Goal: Real-time text generation on CPU

Implement KV caching for transformers
Quantize model to INT8
Optimize attention computation
Generate 100 tokens/second on laptop CPU

Option 3: Custom Challenge

Goal: Define your own optimization challenge

Pick a problem you care about
Set performance targets
Apply systematic optimization
Document the journey

What You'll Demonstrate

1. Full Stack Understanding

Build complete training pipeline
Implement model architecture
Add optimization layers
Deploy to production

2. Systems Engineering

Profile and identify bottlenecks
Apply appropriate optimizations
Measure and validate improvements
Handle resource constraints

3. Scientific Approach

Baseline measurements
Systematic optimization
Ablation studies
Reproducible results

Capstone Structure

Week 1: Planning & Baseline

# 1. Choose project and define success metrics
metrics = {
    'accuracy_target': 75.0,
    'inference_time': '<10ms',
    'memory_usage': '<100MB',
    'model_size': '<10MB'
}

# 2. Build baseline system
baseline = build_baseline_model()
baseline_metrics = evaluate(baseline)

# 3. Profile and identify opportunities
bottlenecks = profile_system(baseline)

Week 2: Optimization Sprint

# 4. Apply optimizations systematically
optimized = baseline
optimized = apply_acceleration(optimized)
optimized = apply_quantization(optimized)  
optimized = apply_pruning(optimized)
optimized = apply_caching(optimized)

# 5. Measure improvements
for optimization in optimizations:
    metrics = evaluate(optimized)
    speedup = baseline_time / optimized_time
    print(f"{optimization}: {speedup}x faster")

Week 3: Polish & Deploy

# 6. Final optimization pass
final_model = fine_tune_optimizations(optimized)

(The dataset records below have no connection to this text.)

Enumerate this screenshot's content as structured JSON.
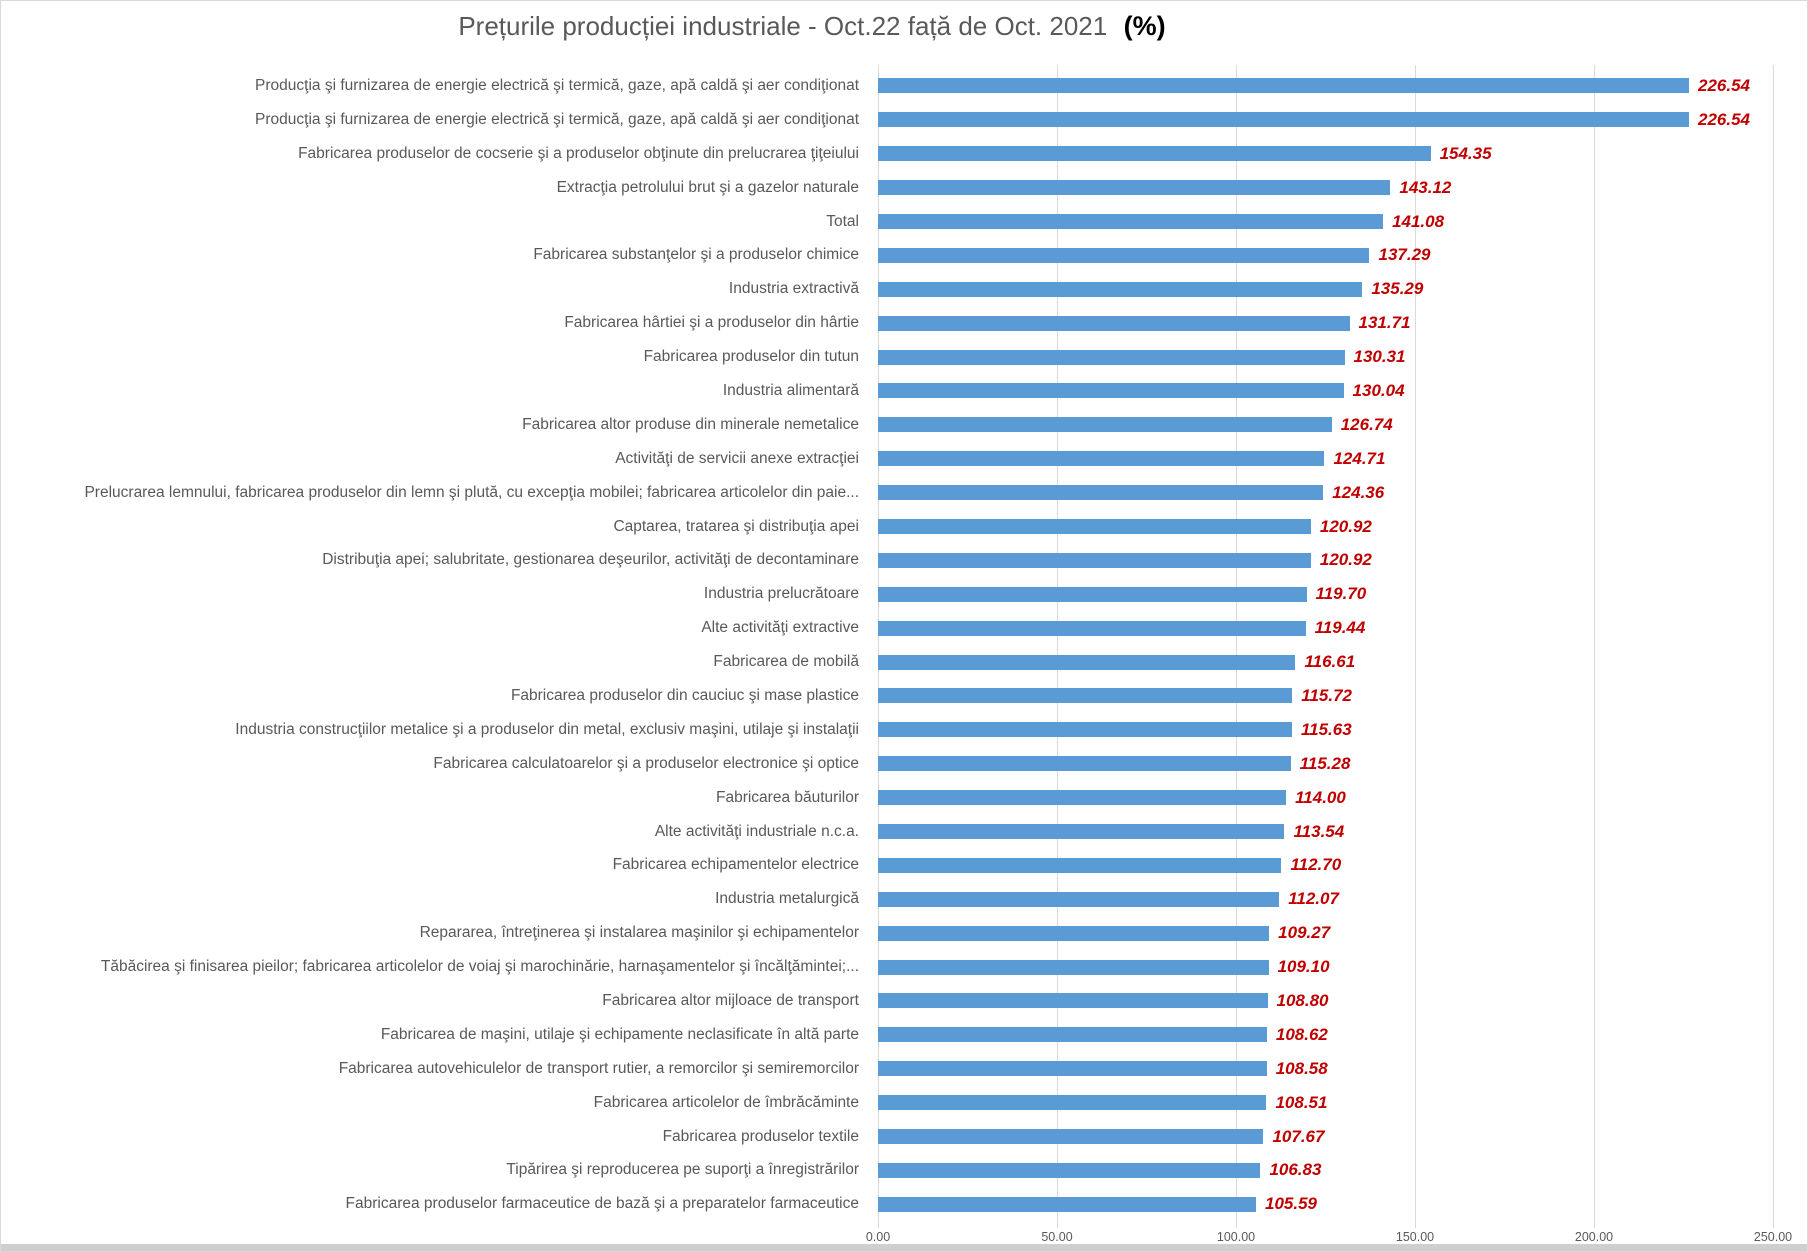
{
  "title": {
    "main": "Prețurile producției industriale - Oct.22 față de Oct. 2021",
    "suffix": "(%)"
  },
  "colors": {
    "bar": "#5b9bd5",
    "value_label": "#c00000",
    "category_label": "#595959",
    "title_text": "#595959",
    "gridline": "#d9d9d9"
  },
  "axis": {
    "tick_labels": [
      "0.00",
      "50.00",
      "100.00",
      "150.00",
      "200.00",
      "250.00"
    ]
  },
  "chart_data": {
    "type": "bar",
    "orientation": "horizontal",
    "title": "Prețurile producției industriale - Oct.22 față de Oct. 2021 (%)",
    "xlabel": "",
    "ylabel": "",
    "xlim": [
      0,
      250
    ],
    "x_ticks": [
      0,
      50,
      100,
      150,
      200,
      250
    ],
    "grid": true,
    "legend": false,
    "bar_color": "#5b9bd5",
    "value_labels_shown": true,
    "categories": [
      "Producţia şi furnizarea de energie electrică şi termică, gaze, apă caldă şi aer condiţionat",
      "Producţia şi furnizarea de energie electrică şi termică, gaze, apă caldă şi aer condiţionat",
      "Fabricarea produselor de cocserie şi a produselor obţinute din prelucrarea ţiţeiului",
      "Extracţia petrolului brut şi a gazelor naturale",
      "Total",
      "Fabricarea substanţelor şi a produselor chimice",
      "Industria extractivă",
      "Fabricarea hârtiei şi a produselor din hârtie",
      "Fabricarea produselor din tutun",
      "Industria alimentară",
      "Fabricarea altor produse din minerale nemetalice",
      "Activităţi de servicii anexe extracţiei",
      "Prelucrarea lemnului, fabricarea produselor din lemn şi plută, cu excepţia mobilei; fabricarea articolelor din paie...",
      "Captarea, tratarea şi distribuţia apei",
      "Distribuţia apei; salubritate, gestionarea deşeurilor, activităţi de decontaminare",
      "Industria prelucrătoare",
      "Alte activităţi extractive",
      "Fabricarea de mobilă",
      "Fabricarea produselor din cauciuc şi mase plastice",
      "Industria construcţiilor metalice şi a produselor din metal, exclusiv maşini, utilaje şi instalaţii",
      "Fabricarea calculatoarelor şi a produselor electronice şi optice",
      "Fabricarea băuturilor",
      "Alte activităţi industriale n.c.a.",
      "Fabricarea echipamentelor electrice",
      "Industria metalurgică",
      "Repararea, întreţinerea şi instalarea maşinilor şi echipamentelor",
      "Tăbăcirea şi finisarea pieilor; fabricarea articolelor de voiaj şi marochinărie, harnaşamentelor şi încălţămintei;...",
      "Fabricarea altor mijloace de transport",
      "Fabricarea de maşini, utilaje şi echipamente neclasificate în altă parte",
      "Fabricarea autovehiculelor de transport rutier, a remorcilor şi semiremorcilor",
      "Fabricarea articolelor de îmbrăcăminte",
      "Fabricarea produselor textile",
      "Tipărirea şi reproducerea pe suporţi a înregistrărilor",
      "Fabricarea produselor farmaceutice de bază şi a preparatelor farmaceutice"
    ],
    "values": [
      226.54,
      226.54,
      154.35,
      143.12,
      141.08,
      137.29,
      135.29,
      131.71,
      130.31,
      130.04,
      126.74,
      124.71,
      124.36,
      120.92,
      120.92,
      119.7,
      119.44,
      116.61,
      115.72,
      115.63,
      115.28,
      114.0,
      113.54,
      112.7,
      112.07,
      109.27,
      109.1,
      108.8,
      108.62,
      108.58,
      108.51,
      107.67,
      106.83,
      105.59
    ]
  }
}
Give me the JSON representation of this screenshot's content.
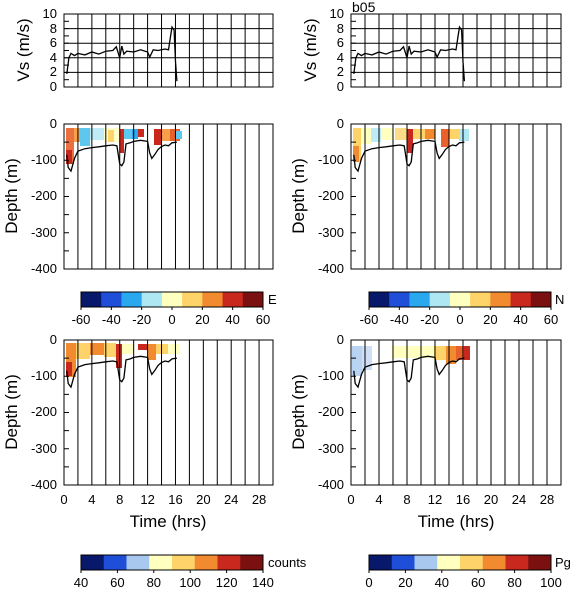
{
  "station": "b05",
  "chart_data": [
    {
      "panel": "vs-left",
      "type": "line",
      "ylabel": "Vs (m/s)",
      "xlim": [
        0,
        30
      ],
      "ylim": [
        0,
        10
      ],
      "yticks": [
        0,
        2,
        4,
        6,
        8,
        10
      ],
      "x": [
        0.4,
        0.7,
        1.0,
        1.5,
        2,
        3,
        4,
        5,
        6,
        7,
        7.5,
        8,
        8.3,
        8.6,
        9,
        10,
        11,
        12,
        12.3,
        12.8,
        13.5,
        14.5,
        15,
        15.3,
        15.5,
        15.8,
        16.0,
        16.2
      ],
      "y": [
        1.8,
        4.0,
        4.6,
        4.3,
        4.6,
        4.4,
        4.8,
        4.5,
        4.9,
        5.0,
        5.5,
        4.0,
        5.6,
        4.5,
        4.9,
        4.8,
        5.1,
        4.8,
        4.1,
        5.1,
        5.0,
        5.2,
        5.1,
        7.0,
        8.2,
        7.8,
        3.5,
        0.8
      ]
    },
    {
      "panel": "vs-right",
      "type": "line",
      "title": "b05",
      "ylabel": "Vs (m/s)",
      "xlim": [
        0,
        30
      ],
      "ylim": [
        0,
        10
      ],
      "yticks": [
        0,
        2,
        4,
        6,
        8,
        10
      ],
      "x": [
        0.4,
        0.7,
        1.0,
        1.5,
        2,
        3,
        4,
        5,
        6,
        7,
        7.5,
        8,
        8.3,
        8.6,
        9,
        10,
        11,
        12,
        12.3,
        12.8,
        13.5,
        14.5,
        15,
        15.3,
        15.5,
        15.8,
        16.0,
        16.2
      ],
      "y": [
        1.8,
        4.0,
        4.6,
        4.3,
        4.6,
        4.4,
        4.8,
        4.5,
        4.9,
        5.0,
        5.5,
        4.0,
        5.6,
        4.5,
        4.9,
        4.8,
        5.1,
        4.8,
        4.1,
        5.1,
        5.0,
        5.2,
        5.1,
        7.0,
        8.2,
        7.8,
        3.5,
        0.8
      ]
    },
    {
      "panel": "depth-E",
      "type": "heatmap",
      "ylabel": "Depth (m)",
      "xlim": [
        0,
        30
      ],
      "ylim": [
        -400,
        0
      ],
      "yticks": [
        0,
        -100,
        -200,
        -300,
        -400
      ],
      "colorbar_label": "E",
      "colorbar_ticks": [
        "-60",
        "-40",
        "-20",
        "0",
        "20",
        "40",
        "60"
      ],
      "colorbar_colors": [
        "#08186a",
        "#1f4fd8",
        "#2aa8ef",
        "#aee6f2",
        "#ffffc0",
        "#fdd36a",
        "#f28a30",
        "#c8281e",
        "#7a1010"
      ]
    },
    {
      "panel": "depth-N",
      "type": "heatmap",
      "ylabel": "Depth (m)",
      "xlim": [
        0,
        30
      ],
      "ylim": [
        -400,
        0
      ],
      "yticks": [
        0,
        -100,
        -200,
        -300,
        -400
      ],
      "colorbar_label": "N",
      "colorbar_ticks": [
        "-60",
        "-40",
        "-20",
        "0",
        "20",
        "40",
        "60"
      ],
      "colorbar_colors": [
        "#08186a",
        "#1f4fd8",
        "#2aa8ef",
        "#aee6f2",
        "#ffffc0",
        "#fdd36a",
        "#f28a30",
        "#c8281e",
        "#7a1010"
      ]
    },
    {
      "panel": "depth-counts",
      "type": "heatmap",
      "ylabel": "Depth (m)",
      "xlabel": "Time (hrs)",
      "xlim": [
        0,
        30
      ],
      "xticks": [
        0,
        4,
        8,
        12,
        16,
        20,
        24,
        28
      ],
      "ylim": [
        -400,
        0
      ],
      "yticks": [
        0,
        -100,
        -200,
        -300,
        -400
      ],
      "colorbar_label": "counts",
      "colorbar_ticks": [
        "40",
        "60",
        "80",
        "100",
        "120",
        "140"
      ],
      "colorbar_colors": [
        "#08186a",
        "#1f4fd8",
        "#a8c8f0",
        "#ffffc0",
        "#fdd36a",
        "#f28a30",
        "#c8281e",
        "#7a1010"
      ]
    },
    {
      "panel": "depth-Pg",
      "type": "heatmap",
      "ylabel": "Depth (m)",
      "xlabel": "Time (hrs)",
      "xlim": [
        0,
        30
      ],
      "xticks": [
        0,
        4,
        8,
        12,
        16,
        20,
        24,
        28
      ],
      "ylim": [
        -400,
        0
      ],
      "yticks": [
        0,
        -100,
        -200,
        -300,
        -400
      ],
      "colorbar_label": "Pg",
      "colorbar_ticks": [
        "0",
        "20",
        "40",
        "60",
        "80",
        "100"
      ],
      "colorbar_colors": [
        "#08186a",
        "#1f4fd8",
        "#a8c8f0",
        "#ffffc0",
        "#fdd36a",
        "#f28a30",
        "#c8281e",
        "#7a1010"
      ]
    }
  ],
  "bottom_depth": {
    "x": [
      0.4,
      0.6,
      1.0,
      1.5,
      2,
      3,
      4,
      5,
      6,
      7,
      7.6,
      8,
      8.3,
      8.6,
      8.9,
      9.5,
      10,
      11,
      12,
      12.3,
      12.6,
      13,
      13.5,
      14,
      14.5,
      15,
      15.5,
      16.2
    ],
    "y": [
      -85,
      -120,
      -130,
      -95,
      -75,
      -68,
      -65,
      -63,
      -60,
      -58,
      -60,
      -110,
      -115,
      -105,
      -55,
      -52,
      -48,
      -45,
      -48,
      -80,
      -95,
      -85,
      -70,
      -62,
      -58,
      -60,
      -52,
      -50
    ]
  }
}
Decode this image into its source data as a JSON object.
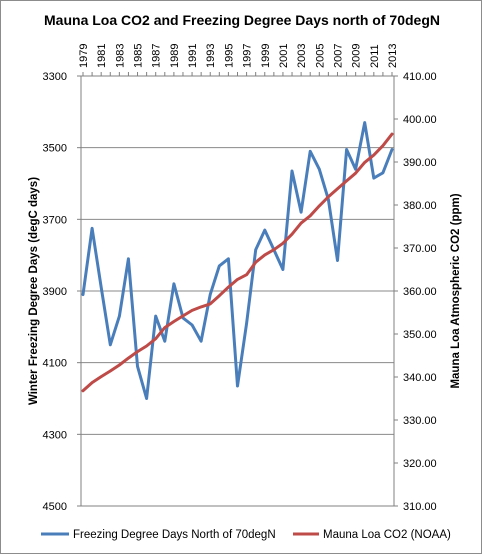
{
  "chart_data": {
    "type": "line",
    "title": "Mauna Loa CO2 and Freezing Degree Days north of 70degN",
    "x": [
      1979,
      1980,
      1981,
      1982,
      1983,
      1984,
      1985,
      1986,
      1987,
      1988,
      1989,
      1990,
      1991,
      1992,
      1993,
      1994,
      1995,
      1996,
      1997,
      1998,
      1999,
      2000,
      2001,
      2002,
      2003,
      2004,
      2005,
      2006,
      2007,
      2008,
      2009,
      2010,
      2011,
      2012,
      2013
    ],
    "x_tick_labels": [
      "1979",
      "1981",
      "1983",
      "1985",
      "1987",
      "1989",
      "1991",
      "1993",
      "1995",
      "1997",
      "1999",
      "2001",
      "2003",
      "2005",
      "2007",
      "2009",
      "2011",
      "2013"
    ],
    "y_left": {
      "label": "Winter Freezing Degree Days  (degC days)",
      "reversed": true,
      "range": [
        3300,
        4500
      ],
      "ticks": [
        "3300",
        "3500",
        "3700",
        "3900",
        "4100",
        "4300",
        "4500"
      ]
    },
    "y_right": {
      "label": "Mauna Loa Atmospheric CO2 (ppm)",
      "range": [
        310,
        410
      ],
      "ticks": [
        "310.00",
        "320.00",
        "330.00",
        "340.00",
        "350.00",
        "360.00",
        "370.00",
        "380.00",
        "390.00",
        "400.00",
        "410.00"
      ]
    },
    "grid": true,
    "legend_position": "bottom",
    "series": [
      {
        "name": "Freezing Degree Days North of 70degN",
        "axis": "left",
        "color": "#4a7ebb",
        "values": [
          3910,
          3725,
          3890,
          4050,
          3970,
          3810,
          4110,
          4200,
          3970,
          4040,
          3880,
          3975,
          3995,
          4040,
          3910,
          3830,
          3810,
          4165,
          3990,
          3785,
          3730,
          3785,
          3840,
          3565,
          3680,
          3510,
          3560,
          3645,
          3815,
          3505,
          3560,
          3430,
          3585,
          3570,
          3505
        ]
      },
      {
        "name": "Mauna Loa CO2 (NOAA)",
        "axis": "right",
        "color": "#be4b48",
        "values": [
          336.8,
          338.7,
          340.1,
          341.4,
          342.8,
          344.4,
          345.9,
          347.2,
          348.9,
          351.5,
          352.9,
          354.2,
          355.5,
          356.3,
          357.0,
          358.9,
          360.9,
          362.7,
          363.8,
          366.7,
          368.4,
          369.6,
          371.1,
          373.2,
          375.8,
          377.5,
          379.8,
          381.9,
          383.8,
          385.6,
          387.4,
          389.9,
          391.6,
          393.8,
          396.5
        ]
      }
    ]
  }
}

# 7. Create deployment package
deployment = package_for_production(final_model)

# 8. Document results
write_technical_report(baseline, final_model, metrics)

Deliverables

1. Working System

Complete codebase on GitHub
README with setup instructions
Demonstration video/notebook

2. Technical Report

Problem statement and approach
Baseline vs optimized metrics
Optimization journey and decisions
Lessons learned

3. Performance Analysis

Comprehensive benchmarks
Ablation study results
Resource utilization graphs
Comparison with PyTorch/TensorFlow

Evaluation Criteria

Technical Excellence (40%)

Correctness of implementation
Quality of optimizations
Code organization and style

Performance Achievement (30%)

Meeting stated goals
Improvement over baseline
Resource efficiency

Systems Understanding (30%)

Appropriate optimization choices
Understanding of tradeoffs
Scientific methodology

Example Projects from Past Students

"TinyYOLO" - Real-time Object Detection

30 FPS on Raspberry Pi
90% size reduction through pruning
Custom INT8 kernels for ARM

"NanoGPT" - Edge Language Model

100MB model generates Shakespeare
KV caching + quantization
Runs on 2015 laptop

"SwiftCNN" - Instant Image Classification

<1ms inference on iPhone
Structured pruning + iOS Metal
95% of ResNet accuracy at 10% size

Resources

All previous module code
TinyTorch optimization library
Benchmarking tools
Community Discord for help

Success Criteria

✅ Complete working system with all optimizations
✅ 10x+ improvement in speed OR memory
✅ Professional documentation and analysis
✅ Understanding of when/why to apply each optimization
✅ Ready for ML systems engineering roles!

Final Note

This is your chance to show everything you've learned. Build something you're proud of - something that demonstrates not just that you can implement ML algorithms, but that you understand how to build production ML systems.

Remember: The goal isn't perfection, it's demonstrating systematic thinking about performance, memory, and deployment constraints - the real challenges of ML engineering.